In human cells the length of telomeres depends on
telomerase activity. This activity and the expression of the catalytic subunit of human
telomerase reverse transcriptase (hTERT) is strongly up-regulated in most human
cancers. hTERT expression is regulated by different
transcription factors, such as c-Myc, Mad1 and Sp1. In this study, we demonstrated that 15d-PG J2 and
rosiglitazone (an endogenous and synthetic
peroxisome proliferators activated receptor gamma (
PPARgamma)
ligand, respectively) inhibited hTERT expression and
telomerase activity in CaCo-2
colon cancer cells. Moreover, both
ligands inhibited c-Myc
protein expression and its E-box
DNA binding activity.

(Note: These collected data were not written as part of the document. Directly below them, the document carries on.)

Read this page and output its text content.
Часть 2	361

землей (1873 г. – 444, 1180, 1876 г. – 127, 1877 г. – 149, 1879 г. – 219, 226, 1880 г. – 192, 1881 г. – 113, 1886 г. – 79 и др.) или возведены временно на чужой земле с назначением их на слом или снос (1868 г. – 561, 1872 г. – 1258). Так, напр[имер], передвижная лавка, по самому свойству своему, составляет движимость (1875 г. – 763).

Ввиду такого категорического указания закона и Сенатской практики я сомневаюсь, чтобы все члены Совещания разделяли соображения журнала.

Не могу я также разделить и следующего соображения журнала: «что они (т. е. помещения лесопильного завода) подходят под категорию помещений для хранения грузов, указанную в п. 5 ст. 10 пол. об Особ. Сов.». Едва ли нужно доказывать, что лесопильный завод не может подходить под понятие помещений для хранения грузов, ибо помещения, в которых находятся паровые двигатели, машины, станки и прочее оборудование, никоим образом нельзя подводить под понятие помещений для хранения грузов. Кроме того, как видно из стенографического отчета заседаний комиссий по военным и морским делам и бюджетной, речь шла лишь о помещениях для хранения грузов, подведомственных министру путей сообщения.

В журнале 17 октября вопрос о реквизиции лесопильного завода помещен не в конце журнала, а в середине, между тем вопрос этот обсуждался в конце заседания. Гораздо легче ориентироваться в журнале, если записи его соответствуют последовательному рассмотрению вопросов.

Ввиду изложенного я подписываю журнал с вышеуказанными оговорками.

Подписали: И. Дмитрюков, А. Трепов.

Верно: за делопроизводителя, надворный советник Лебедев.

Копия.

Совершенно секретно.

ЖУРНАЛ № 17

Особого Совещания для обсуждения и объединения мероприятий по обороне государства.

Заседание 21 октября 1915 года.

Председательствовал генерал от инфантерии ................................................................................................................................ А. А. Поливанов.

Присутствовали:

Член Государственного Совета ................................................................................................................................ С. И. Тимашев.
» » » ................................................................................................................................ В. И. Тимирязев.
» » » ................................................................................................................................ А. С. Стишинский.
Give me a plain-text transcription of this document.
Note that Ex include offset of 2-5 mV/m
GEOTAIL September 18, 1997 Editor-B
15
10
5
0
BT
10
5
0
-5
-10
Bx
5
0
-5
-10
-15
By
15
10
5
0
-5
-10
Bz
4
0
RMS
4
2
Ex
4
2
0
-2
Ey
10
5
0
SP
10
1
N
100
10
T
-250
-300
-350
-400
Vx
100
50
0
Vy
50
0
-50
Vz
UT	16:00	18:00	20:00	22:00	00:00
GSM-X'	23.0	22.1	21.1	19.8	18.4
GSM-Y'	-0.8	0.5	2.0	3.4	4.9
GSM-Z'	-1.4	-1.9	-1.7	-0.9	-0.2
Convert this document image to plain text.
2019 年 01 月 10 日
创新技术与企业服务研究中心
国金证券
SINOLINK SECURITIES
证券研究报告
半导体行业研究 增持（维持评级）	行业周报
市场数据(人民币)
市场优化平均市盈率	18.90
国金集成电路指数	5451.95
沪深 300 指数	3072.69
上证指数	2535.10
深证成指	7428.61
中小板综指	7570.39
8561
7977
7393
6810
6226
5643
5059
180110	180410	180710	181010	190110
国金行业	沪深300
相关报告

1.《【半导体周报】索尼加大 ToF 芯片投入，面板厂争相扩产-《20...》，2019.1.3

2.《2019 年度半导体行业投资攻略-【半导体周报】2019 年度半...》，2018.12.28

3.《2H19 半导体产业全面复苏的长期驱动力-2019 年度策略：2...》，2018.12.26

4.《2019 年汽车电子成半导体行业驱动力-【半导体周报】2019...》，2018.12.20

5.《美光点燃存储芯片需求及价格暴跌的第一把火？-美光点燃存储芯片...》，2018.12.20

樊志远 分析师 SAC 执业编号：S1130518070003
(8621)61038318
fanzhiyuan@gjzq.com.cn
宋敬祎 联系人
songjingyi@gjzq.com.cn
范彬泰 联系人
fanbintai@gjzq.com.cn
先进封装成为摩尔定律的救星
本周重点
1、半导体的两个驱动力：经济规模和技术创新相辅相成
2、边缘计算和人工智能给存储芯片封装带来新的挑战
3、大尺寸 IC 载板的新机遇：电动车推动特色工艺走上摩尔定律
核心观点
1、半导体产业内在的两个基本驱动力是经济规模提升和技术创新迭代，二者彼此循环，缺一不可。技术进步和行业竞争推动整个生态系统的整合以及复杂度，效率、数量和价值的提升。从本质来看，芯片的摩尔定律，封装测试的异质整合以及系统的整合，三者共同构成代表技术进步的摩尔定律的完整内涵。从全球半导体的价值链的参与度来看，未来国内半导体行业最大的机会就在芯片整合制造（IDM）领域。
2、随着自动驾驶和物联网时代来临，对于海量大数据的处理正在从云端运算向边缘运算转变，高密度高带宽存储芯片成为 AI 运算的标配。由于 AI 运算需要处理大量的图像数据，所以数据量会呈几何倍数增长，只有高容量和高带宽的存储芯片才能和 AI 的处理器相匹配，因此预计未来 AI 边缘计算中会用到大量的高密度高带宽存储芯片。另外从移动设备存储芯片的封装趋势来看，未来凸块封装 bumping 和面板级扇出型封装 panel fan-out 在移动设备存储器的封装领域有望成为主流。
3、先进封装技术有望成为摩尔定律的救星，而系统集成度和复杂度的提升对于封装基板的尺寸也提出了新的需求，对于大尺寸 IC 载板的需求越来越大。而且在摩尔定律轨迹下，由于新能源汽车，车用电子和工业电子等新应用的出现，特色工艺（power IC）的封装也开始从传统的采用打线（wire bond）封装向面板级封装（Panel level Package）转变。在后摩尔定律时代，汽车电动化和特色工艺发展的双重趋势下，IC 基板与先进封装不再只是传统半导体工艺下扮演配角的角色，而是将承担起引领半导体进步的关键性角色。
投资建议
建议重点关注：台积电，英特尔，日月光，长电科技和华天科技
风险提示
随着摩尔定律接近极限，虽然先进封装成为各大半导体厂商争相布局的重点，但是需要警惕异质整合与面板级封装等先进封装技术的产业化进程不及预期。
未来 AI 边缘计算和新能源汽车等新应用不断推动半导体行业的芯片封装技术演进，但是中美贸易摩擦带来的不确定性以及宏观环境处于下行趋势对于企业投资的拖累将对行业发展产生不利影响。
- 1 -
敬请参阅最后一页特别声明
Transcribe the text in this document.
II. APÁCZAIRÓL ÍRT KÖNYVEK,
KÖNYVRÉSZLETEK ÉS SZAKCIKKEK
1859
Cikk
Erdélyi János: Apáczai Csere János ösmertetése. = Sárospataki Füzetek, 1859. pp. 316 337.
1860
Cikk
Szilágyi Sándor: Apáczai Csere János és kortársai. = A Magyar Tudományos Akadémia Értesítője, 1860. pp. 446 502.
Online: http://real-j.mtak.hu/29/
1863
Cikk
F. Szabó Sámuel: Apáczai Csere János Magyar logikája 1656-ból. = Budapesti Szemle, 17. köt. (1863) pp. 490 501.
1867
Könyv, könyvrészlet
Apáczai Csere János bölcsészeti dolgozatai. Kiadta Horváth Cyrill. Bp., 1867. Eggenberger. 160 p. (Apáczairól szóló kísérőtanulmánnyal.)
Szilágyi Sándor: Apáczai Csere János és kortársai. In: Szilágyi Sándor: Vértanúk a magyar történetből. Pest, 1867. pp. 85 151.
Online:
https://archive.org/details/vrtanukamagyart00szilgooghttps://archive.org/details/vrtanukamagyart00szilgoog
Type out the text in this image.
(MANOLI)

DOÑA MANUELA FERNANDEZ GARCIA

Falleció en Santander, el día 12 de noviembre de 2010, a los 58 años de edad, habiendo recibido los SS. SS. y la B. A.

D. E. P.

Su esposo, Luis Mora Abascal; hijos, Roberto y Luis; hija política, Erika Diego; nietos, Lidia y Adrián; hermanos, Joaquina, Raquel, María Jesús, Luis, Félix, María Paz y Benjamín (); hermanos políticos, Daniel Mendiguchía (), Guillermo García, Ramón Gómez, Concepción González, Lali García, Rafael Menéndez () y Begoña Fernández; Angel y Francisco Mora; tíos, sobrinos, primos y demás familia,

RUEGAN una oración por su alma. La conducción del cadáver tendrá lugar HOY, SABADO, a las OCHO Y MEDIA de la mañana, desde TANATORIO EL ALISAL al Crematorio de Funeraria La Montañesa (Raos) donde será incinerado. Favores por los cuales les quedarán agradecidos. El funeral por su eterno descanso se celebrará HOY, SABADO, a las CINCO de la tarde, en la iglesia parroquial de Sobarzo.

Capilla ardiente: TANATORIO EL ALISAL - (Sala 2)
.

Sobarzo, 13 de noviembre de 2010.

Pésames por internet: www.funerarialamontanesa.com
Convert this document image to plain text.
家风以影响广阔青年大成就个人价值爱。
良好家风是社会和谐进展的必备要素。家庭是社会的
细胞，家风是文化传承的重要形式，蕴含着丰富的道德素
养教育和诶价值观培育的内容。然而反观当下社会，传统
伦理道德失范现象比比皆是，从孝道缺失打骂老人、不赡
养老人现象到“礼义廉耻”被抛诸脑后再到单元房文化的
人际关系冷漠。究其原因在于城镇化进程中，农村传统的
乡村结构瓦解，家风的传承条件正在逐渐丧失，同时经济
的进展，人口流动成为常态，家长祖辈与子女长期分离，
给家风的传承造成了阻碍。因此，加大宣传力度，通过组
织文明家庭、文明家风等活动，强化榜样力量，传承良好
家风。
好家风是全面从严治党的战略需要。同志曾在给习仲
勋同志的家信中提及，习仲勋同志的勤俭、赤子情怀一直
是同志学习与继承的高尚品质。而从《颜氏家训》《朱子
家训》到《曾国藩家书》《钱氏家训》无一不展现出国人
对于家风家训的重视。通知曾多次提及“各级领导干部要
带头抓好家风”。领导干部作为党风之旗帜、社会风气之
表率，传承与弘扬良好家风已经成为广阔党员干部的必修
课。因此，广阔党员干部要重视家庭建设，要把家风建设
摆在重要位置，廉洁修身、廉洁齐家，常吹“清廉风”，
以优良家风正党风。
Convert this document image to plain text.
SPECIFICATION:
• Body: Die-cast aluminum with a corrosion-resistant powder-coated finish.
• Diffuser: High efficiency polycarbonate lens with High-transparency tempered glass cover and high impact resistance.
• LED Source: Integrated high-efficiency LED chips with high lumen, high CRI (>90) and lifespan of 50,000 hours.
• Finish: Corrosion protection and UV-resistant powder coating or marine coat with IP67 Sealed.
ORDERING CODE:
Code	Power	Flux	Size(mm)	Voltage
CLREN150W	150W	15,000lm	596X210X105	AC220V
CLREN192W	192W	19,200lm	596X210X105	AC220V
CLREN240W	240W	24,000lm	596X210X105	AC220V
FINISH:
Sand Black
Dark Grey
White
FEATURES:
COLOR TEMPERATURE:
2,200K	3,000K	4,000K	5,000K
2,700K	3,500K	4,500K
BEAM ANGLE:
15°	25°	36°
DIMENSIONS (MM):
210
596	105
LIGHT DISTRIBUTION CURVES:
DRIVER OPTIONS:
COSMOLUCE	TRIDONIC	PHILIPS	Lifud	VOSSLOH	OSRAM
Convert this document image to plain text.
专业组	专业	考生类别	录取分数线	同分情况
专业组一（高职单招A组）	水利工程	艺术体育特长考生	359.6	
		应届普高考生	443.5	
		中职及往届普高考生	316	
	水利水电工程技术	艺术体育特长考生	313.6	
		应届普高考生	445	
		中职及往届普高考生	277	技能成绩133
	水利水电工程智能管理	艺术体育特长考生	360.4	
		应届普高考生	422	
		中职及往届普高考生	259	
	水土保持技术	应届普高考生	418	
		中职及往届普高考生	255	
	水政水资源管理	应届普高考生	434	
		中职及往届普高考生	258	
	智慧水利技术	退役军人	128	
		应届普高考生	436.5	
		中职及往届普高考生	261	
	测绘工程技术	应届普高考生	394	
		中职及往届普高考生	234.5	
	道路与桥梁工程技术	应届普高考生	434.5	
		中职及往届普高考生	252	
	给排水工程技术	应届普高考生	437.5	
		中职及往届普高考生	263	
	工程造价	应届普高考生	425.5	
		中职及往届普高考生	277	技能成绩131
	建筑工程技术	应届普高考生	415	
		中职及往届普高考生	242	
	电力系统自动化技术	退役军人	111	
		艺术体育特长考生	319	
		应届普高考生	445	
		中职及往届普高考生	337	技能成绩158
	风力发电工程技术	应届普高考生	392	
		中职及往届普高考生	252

Additionally, Mad1
protein expression and its E-box
DNA binding activity were strongly increased by 15d-PG J2 and, to a lesser extent, by
rosiglitazone.
Sp1 transcription factor expression and its GC-box
DNA binding activity were not affected by both
PPARgamma ligands. Results obtained by transient transfection of CaCo-2 cells with pmaxFP-Green-PRL plasmid constructs containing the functional hTERT core promoter (including one E-box and five GC-boxes) and its E-box deleted sequences, cloned upstream of the
green fluorescent protein reporter gene, demonstrated that 15d-PG J2, and with minor effectiveness,
rosiglitazone, strongly reduced hTERT core promoter activity. E-boxes for Myc/Mad/Max binding showed a higher activity than GC-boxes for Sp1. By using
GW9662, an antagonist of
PPARgamma, we demonstrated that the effects of 15d-PG J2 are completely
PPARgamma independent, whereas the effects of
rosiglitazone on hTERT expression seem to be partially
PPARgamma independent. The regulation of hTERT expression by 15d-PG J2 and
rosiglitazone, through the modulation of the Myc/Max/Mad1 network, may represent a new mechanism of action of these substances in inhibiting cell proliferation.